Portulanos



Sentado en la sala Francisco Nieva del Teatro Valle Inclán mientras espero a que empiece el ensayo general de Mi alma en otra parte, caigo de pronto en la cuenta de que en este mismo espacio se han representado en breve espacio de tiempo varias obras, todas ellas de autores contemporáneos, relativas a la importancia de la tierra, tanto en sentido literal como metafórico.



Pienso en la obra homónima de José Ramón Fernández, en Días estupendos de Sanzol, con aquel árbol gigante que, al igual que el pino del Nôh, funcionaba como eje en torno al cual se tejían las historias. En tiempos de desarraigo y deshumanización los jóvenes dramaturgos parecen haberse impuesto la recuperación de lo telúrico igual que los románticos reclamaron para sí la fantasía de la que el racionalismo ilustrado pretendía privarles.



El texto de José Manuel Mora (compañero en estas páginas) se compone de verdades íntimas y pudorosas, trágicas a su pesar.

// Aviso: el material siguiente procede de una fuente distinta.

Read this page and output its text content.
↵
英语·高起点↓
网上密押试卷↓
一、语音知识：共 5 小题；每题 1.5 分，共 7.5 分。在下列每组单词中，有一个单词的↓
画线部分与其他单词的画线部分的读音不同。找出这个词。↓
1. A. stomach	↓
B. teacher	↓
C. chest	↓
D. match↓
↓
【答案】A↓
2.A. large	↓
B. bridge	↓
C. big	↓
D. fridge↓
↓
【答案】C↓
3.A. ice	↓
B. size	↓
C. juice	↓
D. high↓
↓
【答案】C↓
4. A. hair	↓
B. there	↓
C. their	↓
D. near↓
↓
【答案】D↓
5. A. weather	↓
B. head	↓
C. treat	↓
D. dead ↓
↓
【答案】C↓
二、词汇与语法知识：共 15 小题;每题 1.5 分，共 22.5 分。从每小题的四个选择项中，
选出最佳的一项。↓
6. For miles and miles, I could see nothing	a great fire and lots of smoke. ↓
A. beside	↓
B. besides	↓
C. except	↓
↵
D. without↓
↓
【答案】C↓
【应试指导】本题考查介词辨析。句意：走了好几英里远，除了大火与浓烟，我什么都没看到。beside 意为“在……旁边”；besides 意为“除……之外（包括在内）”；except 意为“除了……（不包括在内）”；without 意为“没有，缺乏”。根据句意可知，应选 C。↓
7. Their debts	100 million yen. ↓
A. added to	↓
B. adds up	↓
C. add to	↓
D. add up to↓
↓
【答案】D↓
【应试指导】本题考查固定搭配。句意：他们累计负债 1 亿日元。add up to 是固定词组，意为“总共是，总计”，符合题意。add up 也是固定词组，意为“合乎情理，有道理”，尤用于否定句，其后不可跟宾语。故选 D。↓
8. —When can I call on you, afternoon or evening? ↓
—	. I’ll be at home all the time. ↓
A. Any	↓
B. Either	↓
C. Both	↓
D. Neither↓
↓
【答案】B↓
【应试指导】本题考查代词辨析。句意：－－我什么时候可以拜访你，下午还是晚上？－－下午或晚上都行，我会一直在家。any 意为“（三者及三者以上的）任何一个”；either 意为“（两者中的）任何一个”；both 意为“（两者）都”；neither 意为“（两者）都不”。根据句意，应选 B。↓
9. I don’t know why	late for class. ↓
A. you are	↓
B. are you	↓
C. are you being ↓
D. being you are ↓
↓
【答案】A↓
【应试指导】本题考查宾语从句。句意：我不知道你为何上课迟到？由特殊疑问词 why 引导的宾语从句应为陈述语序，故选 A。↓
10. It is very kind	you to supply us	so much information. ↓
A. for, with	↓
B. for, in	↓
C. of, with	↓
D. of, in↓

Aristóteles separaba lo épico de lo dramático por razones formales pero la verdadera diferencia es que el gran drama no necesita heroicidades sino tan sólo contar las pequeñas cosas que componen la lucha sin fin de los seres humanos. Por eso aquí todo es mínimo, sutil, conmovedor: una mujer que no puede dormir, una niña que duerme y tiene pesadillas, un hombre que compra un pedazo de tierra sin valor sólo porque él y su amada habían hecho allí "algo muy delicado". En escena, un perro auténtico, un hermoso galgo negro, desobedece sus instrucciones desconcertando a los actores, alterando el ritmo del ensayo. No importa: el animal invoca, con su mera presencia, con su vagar tímido y ausente, esa frontera sutil a través de la cual la vida se cuela en el teatro.